Big data refers to data sets that are massive and complex and which cannot be handled by traditional data processing software. It also refers to the infrastructure that’s needed to support such analysis. For this reason, we need specialized tools to clean, manipulate the data to extract trends and other relevant information. These trends are often related to human behaviour and interactions.

Companies use Big Data on a day to day basis for a variety of reasons. Google uses Big Data to process millions of search queries per second. Facebook uses Big Data to cache images and user information — status updates. PayPal uses Big Data to predict fraud across millions of transactions.


Big Data is characterized using “The Four V’s”:

Volume

Velocity

Variety

Veracity

Volume refers to the size of data. The size of data is usually in petabytes, gigabytes, and terabytes. It is said that 90% of data was created in the last two years, alone. This is attributed to the rise of a digital footprint — Social Media, online transactions, digital photos and videos and GPS data.

Velocity refers to the challenges and demands that make growth and development difficult. Velocity is defined by problem space.

Variety refers to the diversity of data. Data is classified as unstructured data, structured data, time-dependent data, sparse data and dense data. Other types of data include geospatial data, sensor and IoT data and media, in the form of audio, video and images.

Veracity refers to trustworthiness of the data and how valid or accurate the data is.


Domains of Data Storage:

Relational databases are built on a blueprint of organization known as “schema”. The primary means of accessing relational databases are by querying and for this purpose — there are languages that are used for querying. SQL is a common language used for this purpose and examples of relational databases include MariaDB, MySQL, SQLite and PostgreSQL. These perform well on data that is less sparse.

Non-relational databases are based around documents and use JSON and XML as their building blocks. These perform better across distributed systems and allow parallel access across a cluster. An example of a non-relational database is MongoDB, which uses BSON.

Highly distributed databases are primarily attributed to the introduction of the HDFS or the Hadoop Distributed File System, which was created by Google to index the entire web. Cassandra is one system that is used by Facebook and Amazon S3 is another system that is used by DropBox.

Graph databases consist of nodes and edges and are primarily used to understand relationships and find patterns. Social networks use graph databases. Examples of Graph databases include Neo4j and Dgraph.


Big Data is primarily employed for three major uses:

Generalized Data Processing

Search

Machine Learning

Generalized data processing is the foundation of big data systems in the sense of processing data as batches and streams. This is employed by API calls using Apache Hadoop and Apache Spark. Apache Hadoop was originally created to rank web pages, and Spark — which is built atop Hadoop allows to access data with lightning fast speed, stream the history of data and allow in-memory processing.
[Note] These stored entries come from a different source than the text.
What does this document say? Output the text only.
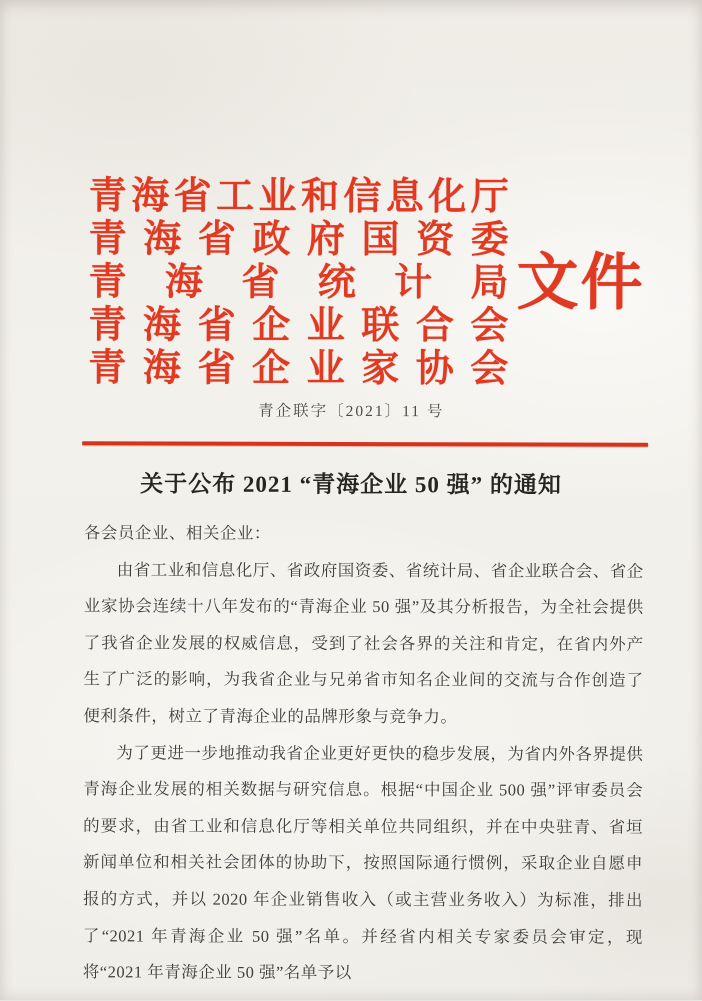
青海省工业和信息化厅
青海省政府国资委
青海省统计局
青海省企业联合会
青海省企业家协会
文件
青企联字〔2021〕11 号
关于公布 2021 “青海企业 50 强” 的通知

各会员企业、相关企业：

由省工业和信息化厅、省政府国资委、省统计局、省企业联合会、省企业家协会连续十八年发布的“青海企业 50 强”及其分析报告，为全社会提供了我省企业发展的权威信息，受到了社会各界的关注和肯定，在省内外产生了广泛的影响，为我省企业与兄弟省市知名企业间的交流与合作创造了便利条件，树立了青海企业的品牌形象与竞争力。

为了更进一步地推动我省企业更好更快的稳步发展，为省内外各界提供青海企业发展的相关数据与研究信息。根据“中国企业 500 强”评审委员会的要求，由省工业和信息化厅等相关单位共同组织，并在中央驻青、省垣新闻单位和相关社会团体的协助下，按照国际通行惯例，采取企业自愿申报的方式，并以 2020 年企业销售收入（或主营业务收入）为标准，排出了“2021 年青海企业 50 强”名单。并经省内相关专家委员会审定，现将“2021 年青海企业 50 强”名单予以
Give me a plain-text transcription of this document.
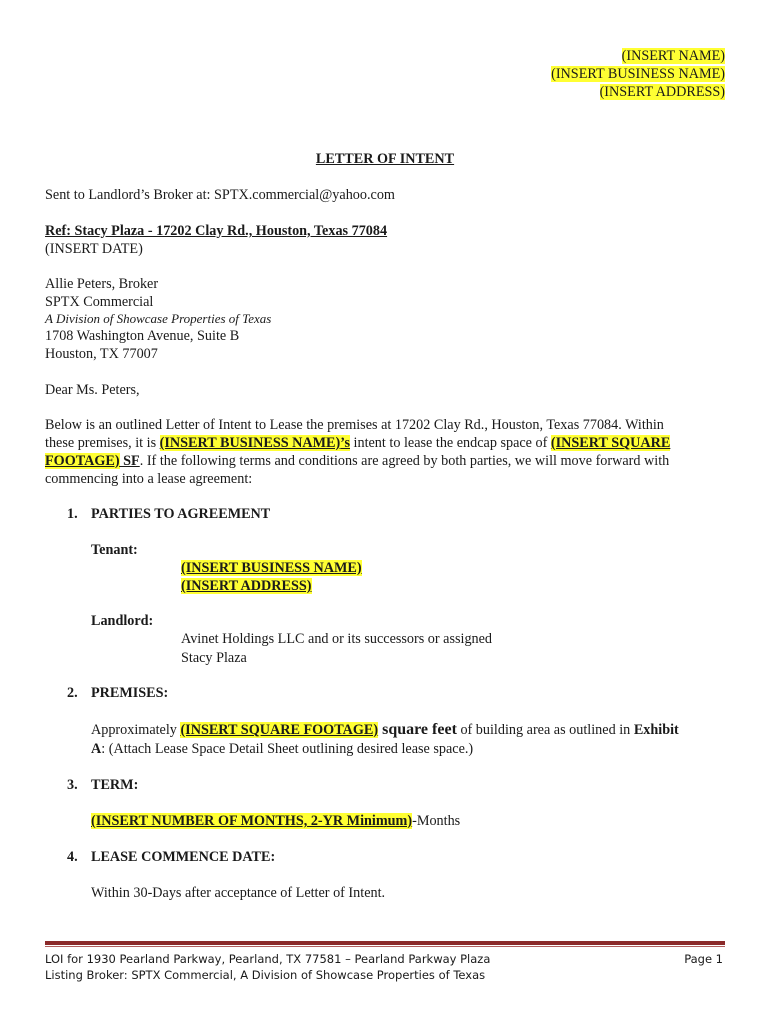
(INSERT NAME)
(INSERT BUSINESS NAME)
(INSERT ADDRESS)
LETTER OF INTENT
Sent to Landlord’s Broker at: SPTX.commercial@yahoo.com
Ref: Stacy Plaza - 17202 Clay Rd., Houston, Texas 77084
(INSERT DATE)
Allie Peters, Broker
SPTX Commercial
A Division of Showcase Properties of Texas
1708 Washington Avenue, Suite B
Houston, TX 77007
Dear Ms. Peters,
Below is an outlined Letter of Intent to Lease the premises at 17202 Clay Rd., Houston, Texas 77084. Within
these premises, it is (INSERT BUSINESS NAME)’s intent to lease the endcap space of (INSERT SQUARE
FOOTAGE) SF. If the following terms and conditions are agreed by both parties, we will move forward with
commencing into a lease agreement:
1. PARTIES TO AGREEMENT
Tenant:
(INSERT BUSINESS NAME)
(INSERT ADDRESS)
Landlord:
Avinet Holdings LLC and or its successors or assigned
Stacy Plaza
2. PREMISES:
Approximately (INSERT SQUARE FOOTAGE) square feet of building area as outlined in Exhibit
A: (Attach Lease Space Detail Sheet outlining desired lease space.)
3. TERM:
(INSERT NUMBER OF MONTHS, 2-YR Minimum)-Months
4. LEASE COMMENCE DATE:
Within 30-Days after acceptance of Letter of Intent.
LOI for 1930 Pearland Parkway, Pearland, TX 77581 – Pearland Parkway Plaza
Listing Broker: SPTX Commercial, A Division of Showcase Properties of Texas
Page 1
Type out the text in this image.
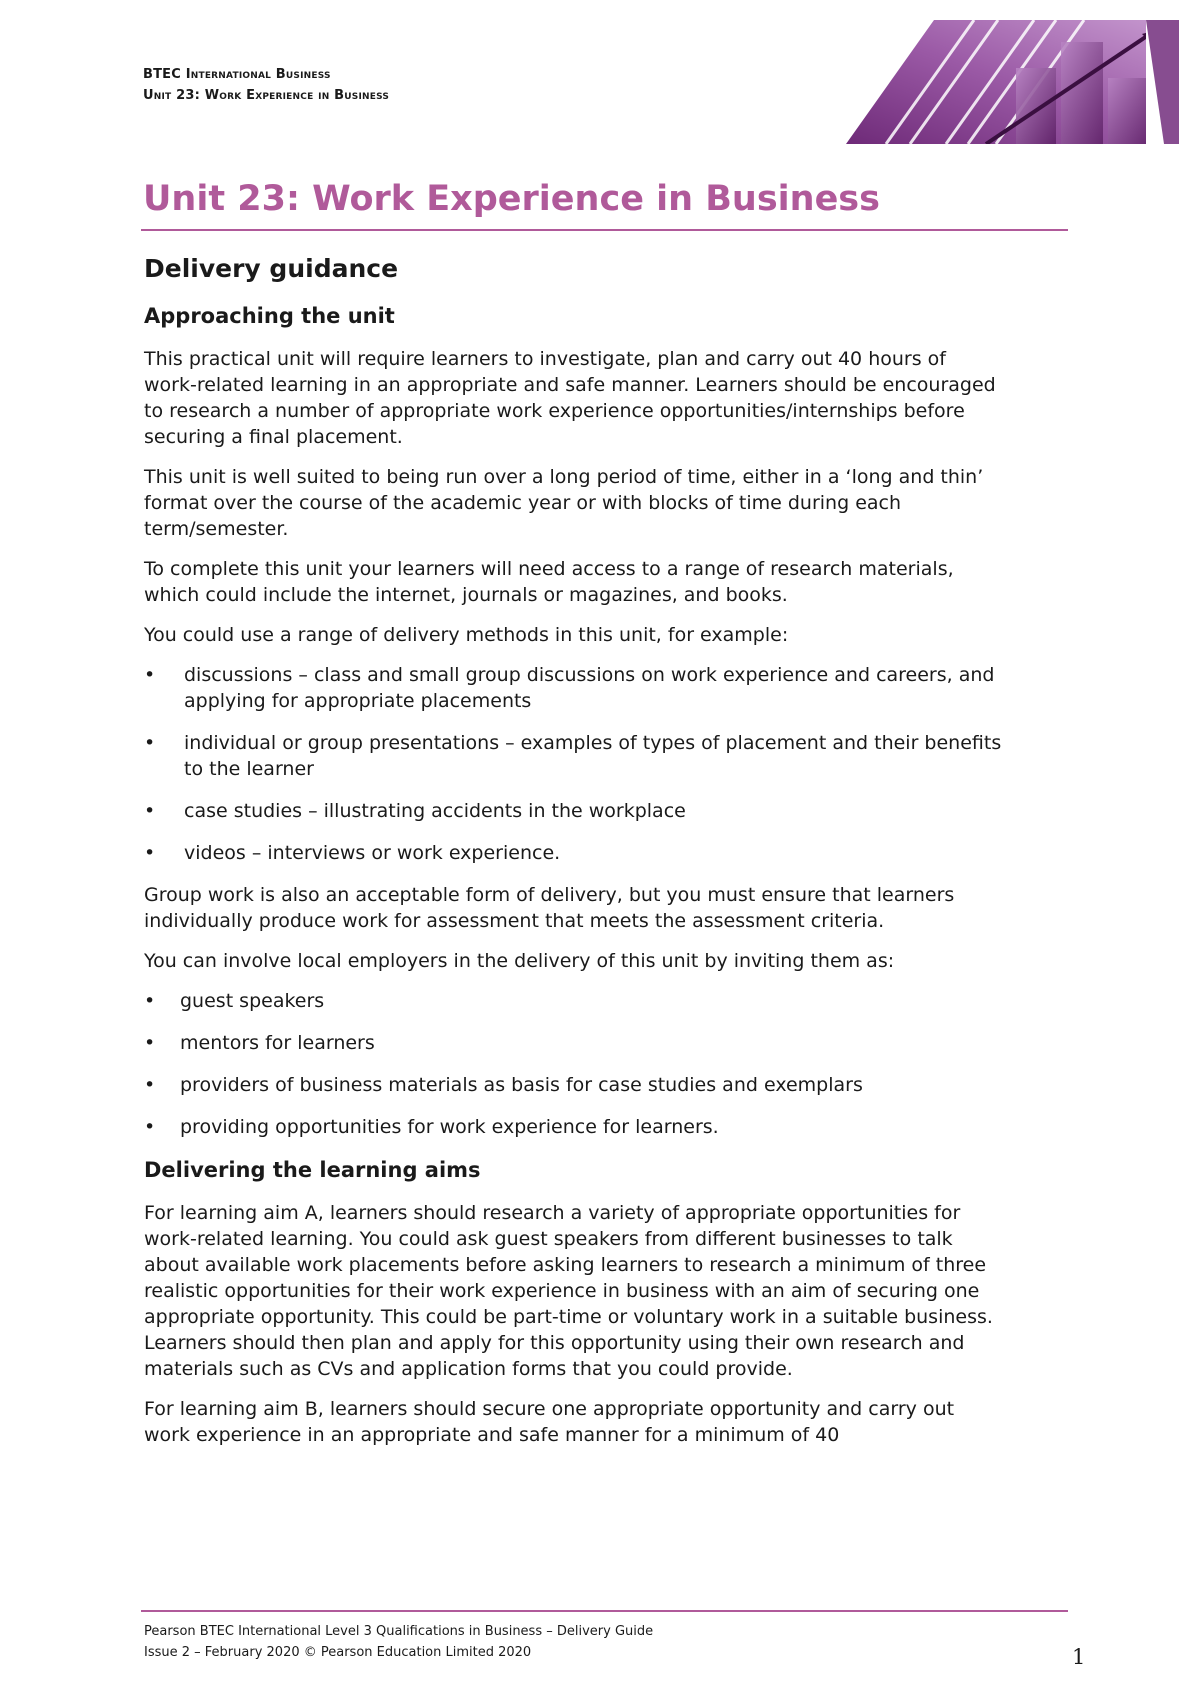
BTEC International Business
Unit 23: Work Experience in Business
Unit 23: Work Experience in Business
Delivery guidance
Approaching the unit

This practical unit will require learners to investigate, plan and carry out 40 hours of work-related learning in an appropriate and safe manner. Learners should be encouraged to research a number of appropriate work experience opportunities/internships before securing a final placement.

This unit is well suited to being run over a long period of time, either in a ‘long and thin’ format over the course of the academic year or with blocks of time during each term/semester.

To complete this unit your learners will need access to a range of research materials, which could include the internet, journals or magazines, and books.

You could use a range of delivery methods in this unit, for example:

• discussions – class and small group discussions on work experience and careers, and applying for appropriate placements
• individual or group presentations – examples of types of placement and their benefits to the learner
• case studies – illustrating accidents in the workplace
• videos – interviews or work experience.

Group work is also an acceptable form of delivery, but you must ensure that learners individually produce work for assessment that meets the assessment criteria.

You can involve local employers in the delivery of this unit by inviting them as:

• guest speakers
• mentors for learners
• providers of business materials as basis for case studies and exemplars
• providing opportunities for work experience for learners.
Delivering the learning aims

For learning aim A, learners should research a variety of appropriate opportunities for work-related learning. You could ask guest speakers from different businesses to talk about available work placements before asking learners to research a minimum of three realistic opportunities for their work experience in business with an aim of securing one appropriate opportunity. This could be part-time or voluntary work in a suitable business. Learners should then plan and apply for this opportunity using their own research and materials such as CVs and application forms that you could provide.

For learning aim B, learners should secure one appropriate opportunity and carry out work experience in an appropriate and safe manner for a minimum of 40

Pearson BTEC International Level 3 Qualifications in Business – Delivery Guide
Issue 2 – February 2020 © Pearson Education Limited 2020	1
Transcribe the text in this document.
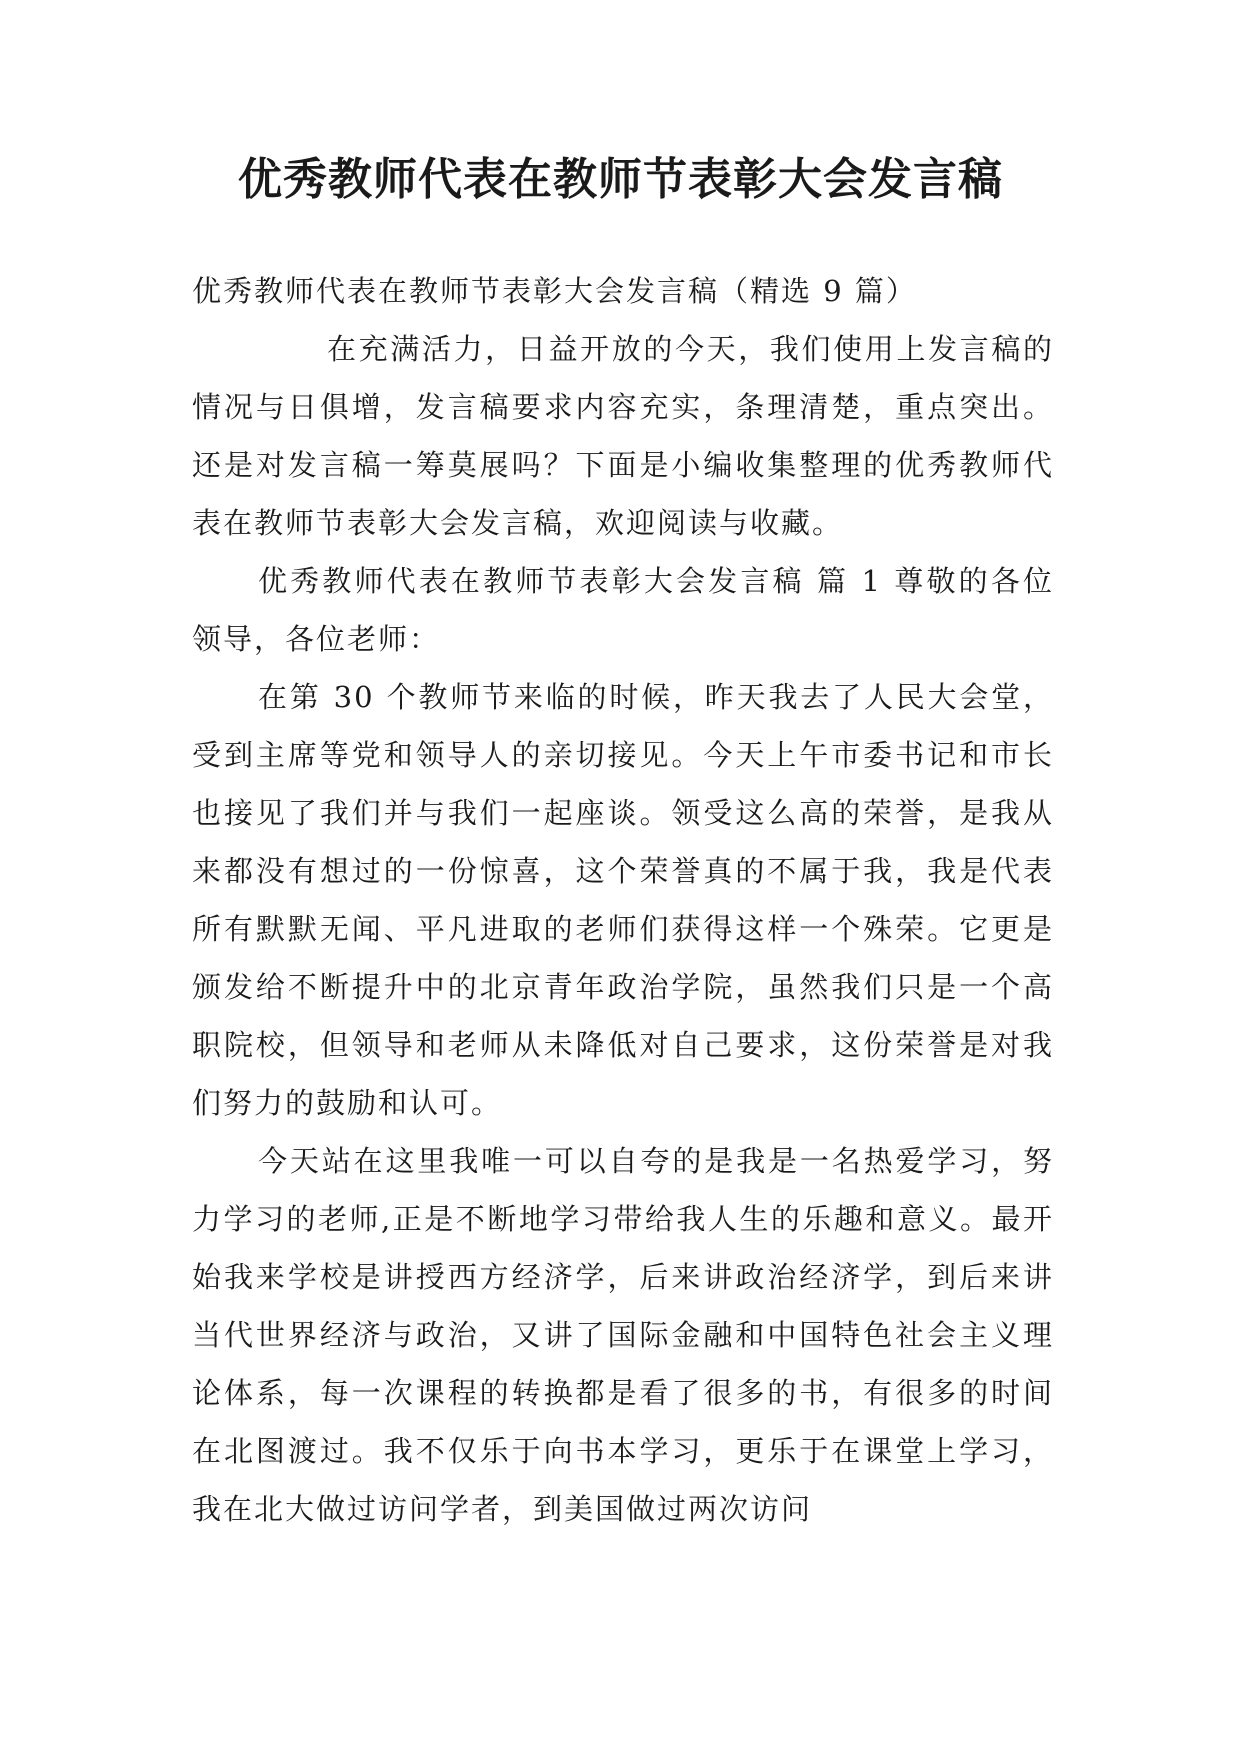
优秀教师代表在教师节表彰大会发言稿

优秀教师代表在教师节表彰大会发言稿（精选 9 篇）

在充满活力，日益开放的今天，我们使用上发言稿的情况与日俱增，发言稿要求内容充实，条理清楚，重点突出。还是对发言稿一筹莫展吗？下面是小编收集整理的优秀教师代表在教师节表彰大会发言稿，欢迎阅读与收藏。

优秀教师代表在教师节表彰大会发言稿 篇 1 尊敬的各位领导，各位老师：

在第 30 个教师节来临的时候，昨天我去了人民大会堂，受到主席等党和领导人的亲切接见。今天上午市委书记和市长也接见了我们并与我们一起座谈。领受这么高的荣誉，是我从来都没有想过的一份惊喜，这个荣誉真的不属于我，我是代表所有默默无闻、平凡进取的老师们获得这样一个殊荣。它更是颁发给不断提升中的北京青年政治学院，虽然我们只是一个高职院校，但领导和老师从未降低对自己要求，这份荣誉是对我们努力的鼓励和认可。

今天站在这里我唯一可以自夸的是我是一名热爱学习，努力学习的老师,正是不断地学习带给我人生的乐趣和意义。最开始我来学校是讲授西方经济学，后来讲政治经济学，到后来讲当代世界经济与政治，又讲了国际金融和中国特色社会主义理论体系，每一次课程的转换都是看了很多的书，有很多的时间在北图渡过。我不仅乐于向书本学习，更乐于在课堂上学习，我在北大做过访问学者，到美国做过两次访问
Search allows breaking up of search terms into tokens such as verbs, adjectives and prepositions. Solr and Lucene are created for this purpose and are used by companies like Netflix, Instagram and Twitter. Elasticsearch is used to index data on disk and provide front end to clients to perform searches on the indexed data.

Machine Learning allows to train computers. This is done using Sci-Kit Learn and Tensorflow. Examples of machine learning include Recommendation Systems, Self Driving Cars and Graph systems to predict fraud.